Close-space sublimation as a versatile deposition process for efficient perovskite silicon tandem solar cells

The envisaged breakthrough of perovskite photovoltaic technologies demands rapid advances in scalable and robust high-throughput fabrication methods. Here we present close-space sublimation (CSS) as a vacuum-based, industrially relevant deposition method for the conversion of sublimed PbI$_2$ inorganic scaffolds into high-quality wide-bandgap perovskite absorbers (MAPb(I$_{0.79}$Br$_{0.21}$)$_3$, 1.64 eV), employing a reusable mixed-halide organic source for stable bandgap control.

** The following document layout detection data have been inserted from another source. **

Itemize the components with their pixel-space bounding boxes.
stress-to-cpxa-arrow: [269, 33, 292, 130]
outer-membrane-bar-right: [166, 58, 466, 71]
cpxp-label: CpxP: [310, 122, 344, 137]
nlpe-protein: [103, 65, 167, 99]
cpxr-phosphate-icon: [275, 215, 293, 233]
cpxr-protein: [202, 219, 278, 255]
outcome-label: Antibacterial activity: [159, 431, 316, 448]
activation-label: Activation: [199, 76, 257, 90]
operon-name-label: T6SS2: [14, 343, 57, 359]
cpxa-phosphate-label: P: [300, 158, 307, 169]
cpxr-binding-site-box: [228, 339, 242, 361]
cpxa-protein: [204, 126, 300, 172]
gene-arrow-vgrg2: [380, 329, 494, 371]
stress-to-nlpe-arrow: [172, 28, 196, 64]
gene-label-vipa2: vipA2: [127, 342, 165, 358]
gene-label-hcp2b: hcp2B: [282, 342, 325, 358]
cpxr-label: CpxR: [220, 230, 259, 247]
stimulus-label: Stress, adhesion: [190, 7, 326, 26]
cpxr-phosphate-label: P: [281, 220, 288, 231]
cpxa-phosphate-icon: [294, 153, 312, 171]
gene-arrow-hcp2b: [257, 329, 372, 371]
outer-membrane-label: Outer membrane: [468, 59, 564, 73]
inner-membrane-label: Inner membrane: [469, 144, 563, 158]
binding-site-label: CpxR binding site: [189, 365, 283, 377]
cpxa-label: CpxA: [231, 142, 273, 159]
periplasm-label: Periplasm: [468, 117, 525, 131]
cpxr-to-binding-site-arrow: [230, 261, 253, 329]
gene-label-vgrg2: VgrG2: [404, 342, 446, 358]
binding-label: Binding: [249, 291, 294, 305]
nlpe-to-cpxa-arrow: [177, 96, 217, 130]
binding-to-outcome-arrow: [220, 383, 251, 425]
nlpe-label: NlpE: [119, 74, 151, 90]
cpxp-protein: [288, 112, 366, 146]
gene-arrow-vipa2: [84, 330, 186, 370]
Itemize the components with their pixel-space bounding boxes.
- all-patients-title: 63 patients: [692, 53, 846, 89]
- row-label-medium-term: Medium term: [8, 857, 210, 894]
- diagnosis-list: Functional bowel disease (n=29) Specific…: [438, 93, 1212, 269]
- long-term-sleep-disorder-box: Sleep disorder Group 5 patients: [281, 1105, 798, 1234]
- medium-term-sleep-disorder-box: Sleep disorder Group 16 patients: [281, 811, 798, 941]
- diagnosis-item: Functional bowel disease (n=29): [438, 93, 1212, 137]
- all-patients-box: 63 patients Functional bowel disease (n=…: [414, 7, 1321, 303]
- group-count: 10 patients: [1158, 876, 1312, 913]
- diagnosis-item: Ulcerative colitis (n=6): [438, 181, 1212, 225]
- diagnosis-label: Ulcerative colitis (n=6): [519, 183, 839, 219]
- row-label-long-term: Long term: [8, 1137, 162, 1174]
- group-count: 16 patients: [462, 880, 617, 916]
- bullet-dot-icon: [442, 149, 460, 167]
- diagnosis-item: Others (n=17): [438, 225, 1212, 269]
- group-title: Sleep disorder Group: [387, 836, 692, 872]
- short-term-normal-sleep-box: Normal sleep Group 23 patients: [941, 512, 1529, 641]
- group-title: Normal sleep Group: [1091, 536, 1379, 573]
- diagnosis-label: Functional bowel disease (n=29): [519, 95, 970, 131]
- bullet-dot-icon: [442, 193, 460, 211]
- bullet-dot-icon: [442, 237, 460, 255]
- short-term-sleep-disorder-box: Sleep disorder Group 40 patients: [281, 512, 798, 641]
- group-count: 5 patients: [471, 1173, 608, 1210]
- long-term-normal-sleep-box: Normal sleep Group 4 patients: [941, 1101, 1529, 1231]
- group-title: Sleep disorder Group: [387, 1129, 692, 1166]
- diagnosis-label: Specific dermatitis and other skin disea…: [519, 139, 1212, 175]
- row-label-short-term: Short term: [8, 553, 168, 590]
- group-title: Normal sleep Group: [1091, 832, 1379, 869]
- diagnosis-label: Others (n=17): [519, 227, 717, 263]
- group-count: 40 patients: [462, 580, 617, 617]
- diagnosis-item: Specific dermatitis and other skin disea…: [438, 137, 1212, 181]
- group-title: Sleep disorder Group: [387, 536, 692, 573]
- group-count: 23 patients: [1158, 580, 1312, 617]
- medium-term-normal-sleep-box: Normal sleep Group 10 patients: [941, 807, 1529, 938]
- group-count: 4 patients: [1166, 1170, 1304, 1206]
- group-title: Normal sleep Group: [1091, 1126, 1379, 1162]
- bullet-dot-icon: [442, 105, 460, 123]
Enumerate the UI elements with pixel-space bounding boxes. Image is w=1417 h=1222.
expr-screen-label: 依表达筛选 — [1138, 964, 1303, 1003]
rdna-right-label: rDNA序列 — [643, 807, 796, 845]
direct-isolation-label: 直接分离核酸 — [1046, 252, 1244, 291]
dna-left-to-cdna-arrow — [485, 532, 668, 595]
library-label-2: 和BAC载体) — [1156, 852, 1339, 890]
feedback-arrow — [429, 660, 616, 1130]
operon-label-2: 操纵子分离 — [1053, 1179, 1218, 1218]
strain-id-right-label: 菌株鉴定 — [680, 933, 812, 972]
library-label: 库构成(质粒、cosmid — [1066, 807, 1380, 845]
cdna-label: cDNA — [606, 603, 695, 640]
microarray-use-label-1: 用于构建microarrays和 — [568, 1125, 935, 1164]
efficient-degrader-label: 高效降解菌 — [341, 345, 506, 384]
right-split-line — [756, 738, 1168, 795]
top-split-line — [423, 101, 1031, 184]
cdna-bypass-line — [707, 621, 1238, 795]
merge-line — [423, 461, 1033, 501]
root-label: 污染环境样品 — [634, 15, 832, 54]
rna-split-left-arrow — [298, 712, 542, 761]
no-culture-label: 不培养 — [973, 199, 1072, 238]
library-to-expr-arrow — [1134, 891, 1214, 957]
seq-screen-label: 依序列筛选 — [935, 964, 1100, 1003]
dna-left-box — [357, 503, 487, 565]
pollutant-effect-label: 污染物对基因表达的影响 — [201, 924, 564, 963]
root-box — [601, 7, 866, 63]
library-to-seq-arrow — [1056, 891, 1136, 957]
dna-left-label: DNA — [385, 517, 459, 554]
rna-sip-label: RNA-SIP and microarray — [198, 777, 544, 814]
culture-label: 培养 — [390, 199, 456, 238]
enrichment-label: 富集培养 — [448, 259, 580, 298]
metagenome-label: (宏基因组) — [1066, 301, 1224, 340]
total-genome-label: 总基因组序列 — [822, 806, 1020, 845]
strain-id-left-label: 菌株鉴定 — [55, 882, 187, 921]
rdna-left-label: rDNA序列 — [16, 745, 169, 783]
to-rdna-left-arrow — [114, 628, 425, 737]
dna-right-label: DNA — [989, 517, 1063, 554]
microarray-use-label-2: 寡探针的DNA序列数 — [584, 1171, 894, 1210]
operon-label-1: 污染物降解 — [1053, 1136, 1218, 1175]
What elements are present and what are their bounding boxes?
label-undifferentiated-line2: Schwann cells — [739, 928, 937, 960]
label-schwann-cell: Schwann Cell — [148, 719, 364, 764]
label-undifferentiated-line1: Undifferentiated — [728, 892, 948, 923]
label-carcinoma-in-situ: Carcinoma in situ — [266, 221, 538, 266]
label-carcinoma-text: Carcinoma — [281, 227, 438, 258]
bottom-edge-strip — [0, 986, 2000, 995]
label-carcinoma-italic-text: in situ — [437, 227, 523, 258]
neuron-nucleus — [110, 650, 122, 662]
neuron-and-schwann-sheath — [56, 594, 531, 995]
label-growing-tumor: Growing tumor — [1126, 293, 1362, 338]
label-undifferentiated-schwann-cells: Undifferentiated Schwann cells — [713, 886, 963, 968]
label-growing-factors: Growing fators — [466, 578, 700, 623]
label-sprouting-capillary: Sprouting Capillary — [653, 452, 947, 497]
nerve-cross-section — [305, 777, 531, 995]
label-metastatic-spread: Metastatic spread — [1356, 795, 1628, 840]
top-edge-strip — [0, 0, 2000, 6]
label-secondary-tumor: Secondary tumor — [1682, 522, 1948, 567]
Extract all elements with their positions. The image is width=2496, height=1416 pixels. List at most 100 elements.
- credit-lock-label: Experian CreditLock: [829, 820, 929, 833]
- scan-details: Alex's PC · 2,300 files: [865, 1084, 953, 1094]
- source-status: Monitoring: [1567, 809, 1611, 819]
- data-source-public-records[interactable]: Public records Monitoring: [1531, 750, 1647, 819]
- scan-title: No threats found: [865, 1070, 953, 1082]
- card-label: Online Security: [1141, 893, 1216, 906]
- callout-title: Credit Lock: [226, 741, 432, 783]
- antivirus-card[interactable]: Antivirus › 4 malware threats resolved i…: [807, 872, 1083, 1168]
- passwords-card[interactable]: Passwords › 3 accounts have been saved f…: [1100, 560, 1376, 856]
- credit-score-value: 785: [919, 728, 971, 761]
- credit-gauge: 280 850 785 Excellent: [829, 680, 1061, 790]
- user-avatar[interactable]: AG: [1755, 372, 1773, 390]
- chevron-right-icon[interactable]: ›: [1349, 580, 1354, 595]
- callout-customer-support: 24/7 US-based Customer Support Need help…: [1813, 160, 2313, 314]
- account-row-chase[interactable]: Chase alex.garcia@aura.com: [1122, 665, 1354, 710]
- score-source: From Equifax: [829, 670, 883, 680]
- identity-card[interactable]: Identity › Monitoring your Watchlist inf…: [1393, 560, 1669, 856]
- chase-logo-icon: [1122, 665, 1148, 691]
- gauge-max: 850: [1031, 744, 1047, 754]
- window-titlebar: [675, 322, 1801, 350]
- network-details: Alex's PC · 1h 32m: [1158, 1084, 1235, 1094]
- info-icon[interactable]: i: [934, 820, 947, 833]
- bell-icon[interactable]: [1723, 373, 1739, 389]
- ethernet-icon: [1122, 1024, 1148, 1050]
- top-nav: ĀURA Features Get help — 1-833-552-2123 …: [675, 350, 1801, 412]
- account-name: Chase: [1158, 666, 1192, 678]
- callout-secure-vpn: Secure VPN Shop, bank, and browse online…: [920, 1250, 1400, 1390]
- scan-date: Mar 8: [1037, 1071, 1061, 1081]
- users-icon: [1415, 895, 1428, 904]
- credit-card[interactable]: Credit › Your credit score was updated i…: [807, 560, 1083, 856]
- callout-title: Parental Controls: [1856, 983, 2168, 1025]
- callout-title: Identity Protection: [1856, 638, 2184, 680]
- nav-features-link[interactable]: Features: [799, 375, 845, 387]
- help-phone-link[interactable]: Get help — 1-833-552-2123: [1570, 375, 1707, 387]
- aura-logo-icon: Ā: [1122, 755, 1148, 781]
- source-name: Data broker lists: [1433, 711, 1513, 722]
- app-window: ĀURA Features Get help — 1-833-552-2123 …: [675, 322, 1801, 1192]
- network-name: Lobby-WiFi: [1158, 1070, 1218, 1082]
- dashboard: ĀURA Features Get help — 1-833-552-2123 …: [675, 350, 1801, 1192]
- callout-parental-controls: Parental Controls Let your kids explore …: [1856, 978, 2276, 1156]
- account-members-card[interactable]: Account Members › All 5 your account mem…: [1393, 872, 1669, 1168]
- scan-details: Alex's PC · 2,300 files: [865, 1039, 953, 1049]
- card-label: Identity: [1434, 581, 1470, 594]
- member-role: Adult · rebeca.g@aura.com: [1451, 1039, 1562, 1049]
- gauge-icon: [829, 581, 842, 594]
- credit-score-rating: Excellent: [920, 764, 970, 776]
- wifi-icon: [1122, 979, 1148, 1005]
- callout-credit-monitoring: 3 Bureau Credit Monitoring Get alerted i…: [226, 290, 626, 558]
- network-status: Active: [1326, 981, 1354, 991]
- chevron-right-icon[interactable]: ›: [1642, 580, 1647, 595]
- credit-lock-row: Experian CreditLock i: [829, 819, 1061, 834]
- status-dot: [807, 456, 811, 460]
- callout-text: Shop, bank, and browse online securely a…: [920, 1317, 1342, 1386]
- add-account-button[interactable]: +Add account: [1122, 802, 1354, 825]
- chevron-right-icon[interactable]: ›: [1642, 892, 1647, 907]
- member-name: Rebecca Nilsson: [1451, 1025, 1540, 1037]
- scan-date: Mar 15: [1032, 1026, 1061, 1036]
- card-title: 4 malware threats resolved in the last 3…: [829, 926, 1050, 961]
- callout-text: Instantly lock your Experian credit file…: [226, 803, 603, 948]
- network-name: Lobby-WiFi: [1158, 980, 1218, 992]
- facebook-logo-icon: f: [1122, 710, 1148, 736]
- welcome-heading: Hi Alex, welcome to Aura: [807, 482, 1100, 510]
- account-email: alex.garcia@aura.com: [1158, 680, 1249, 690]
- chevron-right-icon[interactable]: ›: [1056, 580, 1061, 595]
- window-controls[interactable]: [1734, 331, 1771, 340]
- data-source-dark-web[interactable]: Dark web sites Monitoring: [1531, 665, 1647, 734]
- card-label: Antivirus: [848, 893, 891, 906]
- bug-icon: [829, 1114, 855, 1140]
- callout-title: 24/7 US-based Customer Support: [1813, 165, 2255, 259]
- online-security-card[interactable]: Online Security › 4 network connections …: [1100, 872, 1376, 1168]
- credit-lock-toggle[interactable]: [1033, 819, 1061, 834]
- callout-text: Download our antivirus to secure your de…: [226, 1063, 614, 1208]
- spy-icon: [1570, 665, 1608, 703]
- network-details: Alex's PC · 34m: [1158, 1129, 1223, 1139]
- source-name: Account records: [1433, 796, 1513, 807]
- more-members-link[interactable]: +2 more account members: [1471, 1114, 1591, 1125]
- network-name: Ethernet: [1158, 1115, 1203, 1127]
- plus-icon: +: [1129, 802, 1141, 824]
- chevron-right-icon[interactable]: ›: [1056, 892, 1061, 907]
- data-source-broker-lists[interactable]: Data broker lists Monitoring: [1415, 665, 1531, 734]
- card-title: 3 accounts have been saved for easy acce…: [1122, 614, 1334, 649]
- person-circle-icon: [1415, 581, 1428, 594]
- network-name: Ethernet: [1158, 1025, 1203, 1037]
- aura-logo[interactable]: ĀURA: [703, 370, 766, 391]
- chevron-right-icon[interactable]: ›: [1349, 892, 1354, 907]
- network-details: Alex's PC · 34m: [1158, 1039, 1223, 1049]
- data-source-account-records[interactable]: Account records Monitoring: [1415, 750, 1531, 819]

We provide mechanistic insights into the substitution-reaction-limited CSS process and achieve power conversion efficiencies (PCEs) of up to 18.5% for fully vacuum-processed p–i–n single-junction devices. Monolithic integration in tandem solar cells onto planar, nano- and micro-textured silicon bottom cells reveals consistent optoelectronic and morphological properties across all configurations without requiring adjustments of deposition parameters, as corroborated by comprehensive characterization techniques. The resulting perovskite/silicon tandem solar cells reach PCEs up to 24.3%, with minimal variation across the different bottom cells. Our findings highlight the broad process window and versatility of CSS, positioning it as an industry-suitable deposition method for solvent-free high-throughput fabrication.